Dr Ellen F. M.  ‘t Hoen LLM PhD  is the director of Medicines Law & Policy, a group of legal and policy experts offering advice to international organizations and governments. She is the founder and former executive director of the Medicines Patent Pool. She is a fellow at the law faculty of the University of Groningen. She has a Masters degree in law from the University of Amsterdam and a PhD from the University of Groningen. She has published widely and is the author of several books. In 2017 she received the Prix Prescrire for her latest book “Private Patents and Public Health: Changing intellectual property rules for public health.” In 2020, she was appointed Officer of the Order of Oranje-Nassau, a royal award given in recognition of her work on access to medicines.

View her contribution 

  • COVAX would indeed deal with an international procurement and an international equitable distribution of the vaccines if all countries would collaborate, but what we have seen is a complete sort of ‘schizophrenia’ between what leaders of high-income countries are saying and what they are doing
  • There is a fear that middle-income countries can fall between the cracks. Whereby charitable approaches are used towards the lowest-income countries, middle-income countries are left to fend for themselves without actually having the resources to do so
  • CTAP is a mechanism to share intellectual property and knowledge. It fosters collaboration between the companies that hold the knowledge of how to make these vaccines with other production facilities to increase production capacity in developing countries 
  • It is important that we continue to put pressure on government and co-operation as well as research institutes to make CTAP work 

 

  • Dr Aisling McMahon is an Assistant Professor of Law at Maynooth University where she specialises in medical and intellectual property law. Her work is particularly interested in the role of patents within the health context, including the impacts patents can have on access to, and delivery of healthcare.

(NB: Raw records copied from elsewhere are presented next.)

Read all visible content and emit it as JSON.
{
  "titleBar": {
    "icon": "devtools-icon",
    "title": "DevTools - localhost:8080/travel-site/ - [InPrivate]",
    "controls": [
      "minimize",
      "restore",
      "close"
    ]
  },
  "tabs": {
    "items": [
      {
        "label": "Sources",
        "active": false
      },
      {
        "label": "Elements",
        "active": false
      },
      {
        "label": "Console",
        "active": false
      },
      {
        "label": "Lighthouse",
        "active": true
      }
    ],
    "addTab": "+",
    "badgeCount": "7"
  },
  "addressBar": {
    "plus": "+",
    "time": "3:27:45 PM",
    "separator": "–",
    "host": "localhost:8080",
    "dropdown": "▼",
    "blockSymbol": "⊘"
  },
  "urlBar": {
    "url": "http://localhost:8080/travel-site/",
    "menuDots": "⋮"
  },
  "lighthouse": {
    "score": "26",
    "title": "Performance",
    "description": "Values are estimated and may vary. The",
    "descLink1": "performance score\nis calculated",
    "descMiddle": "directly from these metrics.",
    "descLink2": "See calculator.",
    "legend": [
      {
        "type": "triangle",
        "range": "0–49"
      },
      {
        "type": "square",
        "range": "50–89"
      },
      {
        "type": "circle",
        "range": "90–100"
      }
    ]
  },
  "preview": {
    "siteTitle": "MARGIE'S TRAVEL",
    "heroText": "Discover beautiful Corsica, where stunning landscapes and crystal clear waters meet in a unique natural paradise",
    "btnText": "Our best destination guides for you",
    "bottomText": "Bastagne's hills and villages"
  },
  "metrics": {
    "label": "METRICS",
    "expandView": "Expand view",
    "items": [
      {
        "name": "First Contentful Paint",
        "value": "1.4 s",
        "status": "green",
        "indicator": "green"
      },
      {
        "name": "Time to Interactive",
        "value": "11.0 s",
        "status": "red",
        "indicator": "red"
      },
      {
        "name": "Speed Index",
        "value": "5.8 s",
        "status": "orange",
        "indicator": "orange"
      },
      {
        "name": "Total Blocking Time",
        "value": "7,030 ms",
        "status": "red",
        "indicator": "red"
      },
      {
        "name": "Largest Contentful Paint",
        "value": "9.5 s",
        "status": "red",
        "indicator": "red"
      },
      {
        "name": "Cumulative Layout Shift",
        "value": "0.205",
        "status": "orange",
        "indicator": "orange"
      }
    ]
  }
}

Aisling has published widely within the leading international peer reviewed medical and intellectual property journals, including in the: Journal of Medical Ethics, Medical Law Review, Cambridge Quarterly of Healthcare Ethics,  and the Intellectual Property Quarterly. She is a member of Access to Medicines Ireland. 

View her contribution 

  • Intellectual property rights like patents allow the right holder (pharmaceutical company) to stop others from using their technology. This essentially means that they make pharmaceutical companies become gatekeepers of the technology to produce COVID-19 vaccines 
  • This means that they can stop others from manufacturing which can make a large impact on price and supply. They can also put themselves as the sole provider of the technology leading to a monopoly scenario
  • Access to Medicine (AMI) are actively campaigning for the Irish government to support the CTAP initiative as well as the waiver
  • President Michael D. Higgins has supported the initiatives and has called for the need for solidarity and unity. However, disappointingly,  the Irish government has not formally supported the CTAP initiative 

ABOUT THE WEBINAR SERIES

This series of webinars focuses on healthcare professionals and overseas staff working in Global Health in the era of COVID-19. The webinars are held live each Friday hosting experts to discuss several COVID-19 topics relevant to health professionals working in global health.